NIGERIA is one of six African countries that have significantly stepped up the production of genetically modified (GM) crops over the last year as part of a masterplan to dramatically boost food production across the continent.
According to a recent report by the International Service for the Acquisition of Agri-biotech Applications (ISAAA), Nigeria, Ethiopia, Malawi, South Africa, Sudan and Swaziland, are leading the way with African GM crop production. ISAAA’s Global Status of Commercialised Biotech crops report, revealed that Africa doubled the number of countries planting biotech crops from three in 2018 to six in 2019.
It pointed out that the six countries grew GM maize, soybeans and cotton on approximately 3m hectares by the end of 2019. In addition, the report revealed that a seventh country, Kenya, granted approval for the cultivation of Bt cotton and may soon join the league of adopter nations on the continent.
“Nigeria approved the commercial planting of pod borer-resistant GM cowpea, adding a new biotech crop to the global biotech basket,” the report added. Some experts say Nigerian farmers are yet to fully understand the efficacy of planting GM seeds, while some believe that biotech seeds might contribute to the soil toxicity already being observed in their farms alongside other complications.

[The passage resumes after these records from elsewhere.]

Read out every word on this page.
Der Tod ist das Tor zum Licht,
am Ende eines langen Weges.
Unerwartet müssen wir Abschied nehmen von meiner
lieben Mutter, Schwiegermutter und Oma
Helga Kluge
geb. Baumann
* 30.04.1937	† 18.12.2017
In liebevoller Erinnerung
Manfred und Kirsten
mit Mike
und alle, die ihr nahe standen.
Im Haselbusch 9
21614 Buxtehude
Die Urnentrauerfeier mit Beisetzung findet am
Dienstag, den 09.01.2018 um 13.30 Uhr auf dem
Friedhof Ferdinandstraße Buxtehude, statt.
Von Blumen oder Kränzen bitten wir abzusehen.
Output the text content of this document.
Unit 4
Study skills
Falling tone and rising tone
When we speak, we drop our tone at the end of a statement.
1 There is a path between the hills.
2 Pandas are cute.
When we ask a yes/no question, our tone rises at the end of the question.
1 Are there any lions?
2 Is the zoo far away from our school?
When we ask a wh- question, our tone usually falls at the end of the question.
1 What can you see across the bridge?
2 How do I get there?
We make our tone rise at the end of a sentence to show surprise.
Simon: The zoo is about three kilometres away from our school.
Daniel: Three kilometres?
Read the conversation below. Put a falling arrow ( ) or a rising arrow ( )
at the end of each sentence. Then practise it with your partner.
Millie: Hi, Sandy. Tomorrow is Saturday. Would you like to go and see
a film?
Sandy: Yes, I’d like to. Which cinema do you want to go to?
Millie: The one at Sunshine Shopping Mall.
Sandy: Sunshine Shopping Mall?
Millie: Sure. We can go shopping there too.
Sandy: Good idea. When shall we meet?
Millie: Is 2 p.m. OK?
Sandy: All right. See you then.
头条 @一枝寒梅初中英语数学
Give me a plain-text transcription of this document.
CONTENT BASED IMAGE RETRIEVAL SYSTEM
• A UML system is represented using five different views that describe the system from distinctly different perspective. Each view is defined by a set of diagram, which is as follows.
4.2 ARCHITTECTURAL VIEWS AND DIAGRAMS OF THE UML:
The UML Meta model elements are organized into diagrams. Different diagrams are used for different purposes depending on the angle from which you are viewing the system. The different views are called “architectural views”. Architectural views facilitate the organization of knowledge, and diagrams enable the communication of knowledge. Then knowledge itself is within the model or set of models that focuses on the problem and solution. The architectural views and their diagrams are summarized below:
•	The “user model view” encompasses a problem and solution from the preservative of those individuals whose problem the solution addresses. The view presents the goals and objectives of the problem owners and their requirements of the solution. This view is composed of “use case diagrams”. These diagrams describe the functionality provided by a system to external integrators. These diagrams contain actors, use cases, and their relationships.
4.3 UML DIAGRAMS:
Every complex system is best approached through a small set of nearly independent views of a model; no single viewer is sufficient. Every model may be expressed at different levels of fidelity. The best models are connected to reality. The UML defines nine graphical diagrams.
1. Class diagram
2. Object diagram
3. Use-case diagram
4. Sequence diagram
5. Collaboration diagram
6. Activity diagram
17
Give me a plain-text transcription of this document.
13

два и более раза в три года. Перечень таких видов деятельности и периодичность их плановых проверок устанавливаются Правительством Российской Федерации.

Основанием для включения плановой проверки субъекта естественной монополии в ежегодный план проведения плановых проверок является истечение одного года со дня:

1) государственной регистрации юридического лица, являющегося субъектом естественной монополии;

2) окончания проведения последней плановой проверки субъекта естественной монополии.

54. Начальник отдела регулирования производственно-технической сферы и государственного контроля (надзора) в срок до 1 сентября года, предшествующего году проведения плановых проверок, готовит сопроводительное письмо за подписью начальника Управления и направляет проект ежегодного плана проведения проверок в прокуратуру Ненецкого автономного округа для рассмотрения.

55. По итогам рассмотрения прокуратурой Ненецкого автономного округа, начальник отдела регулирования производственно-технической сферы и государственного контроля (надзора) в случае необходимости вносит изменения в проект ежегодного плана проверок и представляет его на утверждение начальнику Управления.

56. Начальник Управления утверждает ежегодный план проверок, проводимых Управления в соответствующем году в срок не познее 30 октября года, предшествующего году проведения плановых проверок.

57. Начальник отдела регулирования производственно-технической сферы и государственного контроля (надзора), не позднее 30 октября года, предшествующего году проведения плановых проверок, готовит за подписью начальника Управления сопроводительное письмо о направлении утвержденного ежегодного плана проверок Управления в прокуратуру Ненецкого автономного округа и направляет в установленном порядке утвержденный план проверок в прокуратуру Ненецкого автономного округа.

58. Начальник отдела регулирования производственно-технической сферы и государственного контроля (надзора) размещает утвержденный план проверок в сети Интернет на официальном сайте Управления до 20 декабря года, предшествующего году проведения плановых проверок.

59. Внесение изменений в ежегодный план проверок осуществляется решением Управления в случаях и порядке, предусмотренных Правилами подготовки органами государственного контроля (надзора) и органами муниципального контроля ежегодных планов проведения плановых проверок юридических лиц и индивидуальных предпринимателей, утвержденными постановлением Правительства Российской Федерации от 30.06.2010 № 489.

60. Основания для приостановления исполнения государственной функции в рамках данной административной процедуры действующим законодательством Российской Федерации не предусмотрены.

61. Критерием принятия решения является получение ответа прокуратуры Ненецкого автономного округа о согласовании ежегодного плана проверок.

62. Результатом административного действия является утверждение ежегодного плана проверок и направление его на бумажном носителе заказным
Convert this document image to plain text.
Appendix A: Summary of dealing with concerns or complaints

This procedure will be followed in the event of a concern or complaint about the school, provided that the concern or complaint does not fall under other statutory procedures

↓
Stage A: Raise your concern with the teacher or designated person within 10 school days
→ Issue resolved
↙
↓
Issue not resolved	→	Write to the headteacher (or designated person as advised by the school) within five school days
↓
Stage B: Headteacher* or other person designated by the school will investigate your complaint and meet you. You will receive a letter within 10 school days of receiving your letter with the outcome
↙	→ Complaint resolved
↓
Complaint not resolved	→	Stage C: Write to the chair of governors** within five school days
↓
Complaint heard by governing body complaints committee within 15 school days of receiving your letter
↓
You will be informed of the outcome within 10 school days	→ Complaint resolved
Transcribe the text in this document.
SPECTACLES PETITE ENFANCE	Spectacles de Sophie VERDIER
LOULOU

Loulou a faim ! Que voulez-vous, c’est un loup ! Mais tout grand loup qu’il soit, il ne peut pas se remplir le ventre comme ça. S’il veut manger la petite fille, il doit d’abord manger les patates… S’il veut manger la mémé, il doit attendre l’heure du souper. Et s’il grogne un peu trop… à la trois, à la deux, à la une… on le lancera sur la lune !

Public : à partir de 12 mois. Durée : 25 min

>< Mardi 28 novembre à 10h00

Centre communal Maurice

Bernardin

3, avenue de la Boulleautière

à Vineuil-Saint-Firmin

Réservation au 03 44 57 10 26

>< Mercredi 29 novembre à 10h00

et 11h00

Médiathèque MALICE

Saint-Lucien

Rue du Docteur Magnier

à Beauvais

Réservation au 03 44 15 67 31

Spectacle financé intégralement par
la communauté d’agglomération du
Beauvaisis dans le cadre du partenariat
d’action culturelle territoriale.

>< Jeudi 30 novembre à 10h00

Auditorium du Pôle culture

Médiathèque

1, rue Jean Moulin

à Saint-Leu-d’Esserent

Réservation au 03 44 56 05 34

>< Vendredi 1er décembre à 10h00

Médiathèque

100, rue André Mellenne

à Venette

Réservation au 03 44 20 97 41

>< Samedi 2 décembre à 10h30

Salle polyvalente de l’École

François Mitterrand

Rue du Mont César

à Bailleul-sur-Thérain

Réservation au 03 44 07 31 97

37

In most cases, the aim is to introduce a new trait to the plant which does not occur naturally in the species. Food crops for example can be genetically engineered to be resistant to certain pests, diseases, environmental conditions, reduction of spoilage and chemical treatments or just to improve the nutrient profile of the crop.
Genetic modification can also be applied to non-food crops for the production of pharmaceutical agents, biofuels and other industrially useful goods, as well as for bioremediation. According to the ISAA report, Africa also recorded significant progress in biotech crop research, regulation and acceptance, as evident in Mozambique, Niger Republic, Ghana, Rwanda, and Zambia.
According to the report, Niger Republic became the latest country to pass a biosafety law, as Rwanda joined Kenya and Uganda in undertaking research into GM cassava, while Zambia approved the importation of GM produce. It also noted that Mozambique has completed an application for environmental release of biotech maize, as Ghana passed a legislative instrument that would facilitate biosafety review of GM crops for commercialisation.
Worldwide, the top five countries with the widest area of biotech crops were the US, Brazil, Argentina, Canada, and India. With high adoption rates of principal biotech crops in these countries, approximately 1.95bn people or 26% of the world reaped the benefits of biotechnology in 2019, the report added.
However, Nnimo Bassey, the director of Nigeria’s Health of Mother Earth Foundation, said this is very shameful for Nigeria. He added that unfortunately Nigeria has a biotechnology agency whose job appears to be just to permit GMOs rather than regulating the entry of GMOs into Nigeria.
“Instead of leading Africa to protect our biodiversity and natural varieties, it is now seen as leading in destroying what nature has given us,” Mr Bassey said.